El afán de superación, tanto en humanidad como en tolerancia, es lo que debiera potenciarse. Aprovechando la ocasión que nos depara el turismo, bien pudiéramos reparar entuertos, para entenderse y comprenderse en la diferencia. Por desgracia, tampoco podemos hablar de una sociedad de conquistas, porque realmente la pobreza sigue presente en cualquier esquina. Esos dioses del éxito, que tanto nos deslumbran, apenas valen nada. Prefiero la compañía de los marginados que se concentran en núcleos urbanos principalmente, aunque tengan mala prensa. Suelen tener mejor corazón que los triunfadores, salvo aquellos enganchados a vicios y drogas, que ya no son ellos, para dolor de todos. 

Desde luego, nos hacen falta otros éxitos, que nos dejen ver los horizontes claros. Ahora confundimos la uniformidad con la diversidad y bautizamos el éxito con el símil del dinero. Lo refrenda el dicho: todo lo que no produce, nada interesa. Cautiva ser un dios que todo lo sabe y maneja, cuando la duda lleva al examen y el examen a la verdad.
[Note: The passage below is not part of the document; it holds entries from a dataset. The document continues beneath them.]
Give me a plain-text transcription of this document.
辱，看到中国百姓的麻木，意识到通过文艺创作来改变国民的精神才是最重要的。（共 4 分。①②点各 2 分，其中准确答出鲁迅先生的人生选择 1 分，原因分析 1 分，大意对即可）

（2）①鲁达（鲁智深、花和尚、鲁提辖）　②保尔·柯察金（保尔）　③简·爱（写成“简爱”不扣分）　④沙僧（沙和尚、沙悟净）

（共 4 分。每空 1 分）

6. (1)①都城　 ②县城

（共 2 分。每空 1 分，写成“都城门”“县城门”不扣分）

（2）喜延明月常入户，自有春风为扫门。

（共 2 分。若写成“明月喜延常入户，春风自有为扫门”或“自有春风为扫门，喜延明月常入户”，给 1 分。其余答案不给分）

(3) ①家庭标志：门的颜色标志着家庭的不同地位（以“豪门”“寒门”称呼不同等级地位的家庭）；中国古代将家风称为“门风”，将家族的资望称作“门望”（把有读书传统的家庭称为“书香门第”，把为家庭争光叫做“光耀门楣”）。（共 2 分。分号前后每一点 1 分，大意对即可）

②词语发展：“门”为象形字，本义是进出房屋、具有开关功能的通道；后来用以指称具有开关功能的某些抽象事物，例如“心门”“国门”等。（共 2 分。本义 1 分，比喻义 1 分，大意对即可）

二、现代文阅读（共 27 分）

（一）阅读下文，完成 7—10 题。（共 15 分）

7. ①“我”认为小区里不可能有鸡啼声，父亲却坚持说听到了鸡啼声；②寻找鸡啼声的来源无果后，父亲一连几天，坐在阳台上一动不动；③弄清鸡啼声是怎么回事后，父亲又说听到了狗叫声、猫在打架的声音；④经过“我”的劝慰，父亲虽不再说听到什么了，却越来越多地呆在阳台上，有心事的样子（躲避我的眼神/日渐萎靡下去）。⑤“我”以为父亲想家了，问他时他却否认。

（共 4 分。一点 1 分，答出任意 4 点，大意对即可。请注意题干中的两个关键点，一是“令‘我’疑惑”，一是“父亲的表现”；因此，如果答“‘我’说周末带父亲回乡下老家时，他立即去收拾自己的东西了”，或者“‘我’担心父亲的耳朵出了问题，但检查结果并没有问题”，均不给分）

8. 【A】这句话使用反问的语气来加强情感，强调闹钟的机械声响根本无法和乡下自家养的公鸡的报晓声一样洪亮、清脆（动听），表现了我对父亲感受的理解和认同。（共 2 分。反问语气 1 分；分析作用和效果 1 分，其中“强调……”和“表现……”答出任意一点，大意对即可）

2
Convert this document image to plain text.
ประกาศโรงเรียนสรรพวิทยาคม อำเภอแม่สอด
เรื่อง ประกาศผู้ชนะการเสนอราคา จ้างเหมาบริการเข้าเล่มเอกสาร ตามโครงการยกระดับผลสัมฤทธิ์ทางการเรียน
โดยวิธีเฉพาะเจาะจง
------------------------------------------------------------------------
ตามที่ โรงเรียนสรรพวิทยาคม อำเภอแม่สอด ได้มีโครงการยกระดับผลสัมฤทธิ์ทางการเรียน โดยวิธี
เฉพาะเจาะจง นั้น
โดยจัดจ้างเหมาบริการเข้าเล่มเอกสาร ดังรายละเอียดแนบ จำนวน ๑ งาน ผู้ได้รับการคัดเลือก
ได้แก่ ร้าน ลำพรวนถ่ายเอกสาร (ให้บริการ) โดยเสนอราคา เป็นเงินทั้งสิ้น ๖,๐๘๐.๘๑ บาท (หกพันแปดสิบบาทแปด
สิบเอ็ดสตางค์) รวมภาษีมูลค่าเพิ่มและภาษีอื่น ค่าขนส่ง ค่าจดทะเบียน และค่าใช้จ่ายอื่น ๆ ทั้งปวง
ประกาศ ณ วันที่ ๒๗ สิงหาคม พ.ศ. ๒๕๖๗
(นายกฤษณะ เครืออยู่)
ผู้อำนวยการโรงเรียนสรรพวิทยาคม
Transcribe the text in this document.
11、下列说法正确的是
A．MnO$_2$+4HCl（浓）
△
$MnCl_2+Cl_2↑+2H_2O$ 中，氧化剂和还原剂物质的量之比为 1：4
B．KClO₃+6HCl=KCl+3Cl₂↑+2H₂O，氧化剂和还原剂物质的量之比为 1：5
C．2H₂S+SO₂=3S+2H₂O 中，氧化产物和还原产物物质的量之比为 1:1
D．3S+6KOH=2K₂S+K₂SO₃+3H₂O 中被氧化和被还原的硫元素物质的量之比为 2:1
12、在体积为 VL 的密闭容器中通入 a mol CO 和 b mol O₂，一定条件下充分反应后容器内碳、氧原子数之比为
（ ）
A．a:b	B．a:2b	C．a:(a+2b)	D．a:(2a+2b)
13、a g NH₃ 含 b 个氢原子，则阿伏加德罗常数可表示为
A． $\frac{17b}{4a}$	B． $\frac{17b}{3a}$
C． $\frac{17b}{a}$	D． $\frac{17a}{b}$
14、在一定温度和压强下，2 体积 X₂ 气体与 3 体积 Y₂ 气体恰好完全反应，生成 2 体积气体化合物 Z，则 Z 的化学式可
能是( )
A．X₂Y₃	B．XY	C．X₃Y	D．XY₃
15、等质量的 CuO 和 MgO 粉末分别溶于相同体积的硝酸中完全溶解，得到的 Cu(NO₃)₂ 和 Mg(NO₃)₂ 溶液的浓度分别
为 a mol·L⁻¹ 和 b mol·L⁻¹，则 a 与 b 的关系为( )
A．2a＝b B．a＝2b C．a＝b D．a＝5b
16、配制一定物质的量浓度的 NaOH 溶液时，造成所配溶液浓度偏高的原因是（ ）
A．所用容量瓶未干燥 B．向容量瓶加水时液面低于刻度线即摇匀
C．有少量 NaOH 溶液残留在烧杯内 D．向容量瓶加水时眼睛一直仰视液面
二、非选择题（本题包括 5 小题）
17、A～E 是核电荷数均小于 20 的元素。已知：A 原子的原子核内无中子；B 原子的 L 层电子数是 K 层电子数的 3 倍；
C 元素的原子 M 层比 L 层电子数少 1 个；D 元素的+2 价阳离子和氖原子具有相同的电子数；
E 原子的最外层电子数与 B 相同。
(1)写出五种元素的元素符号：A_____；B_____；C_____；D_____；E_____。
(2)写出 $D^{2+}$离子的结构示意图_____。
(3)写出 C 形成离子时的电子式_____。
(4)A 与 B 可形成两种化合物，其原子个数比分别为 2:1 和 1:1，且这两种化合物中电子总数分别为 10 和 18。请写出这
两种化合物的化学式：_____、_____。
Claro, luego pasa lo que pasa, que raramente el éxito tiene correspondencia con el mérito. Así el ambiente, tan creído como cretino y tan altanero como borrego, descontrola a cualquiera. Se hace necesario, pues, que cada servidor pueda medir sus propias energías, que no se las midan, porque ha de hallarse en su identidad. Olvidamos que el equilibrio interior es la mayor de las ganancias, que lo gana cada cual con sus cada cuales, y que es un éxito de amor seguro, porque quererse uno mismo es lo primero, para querer a los demás.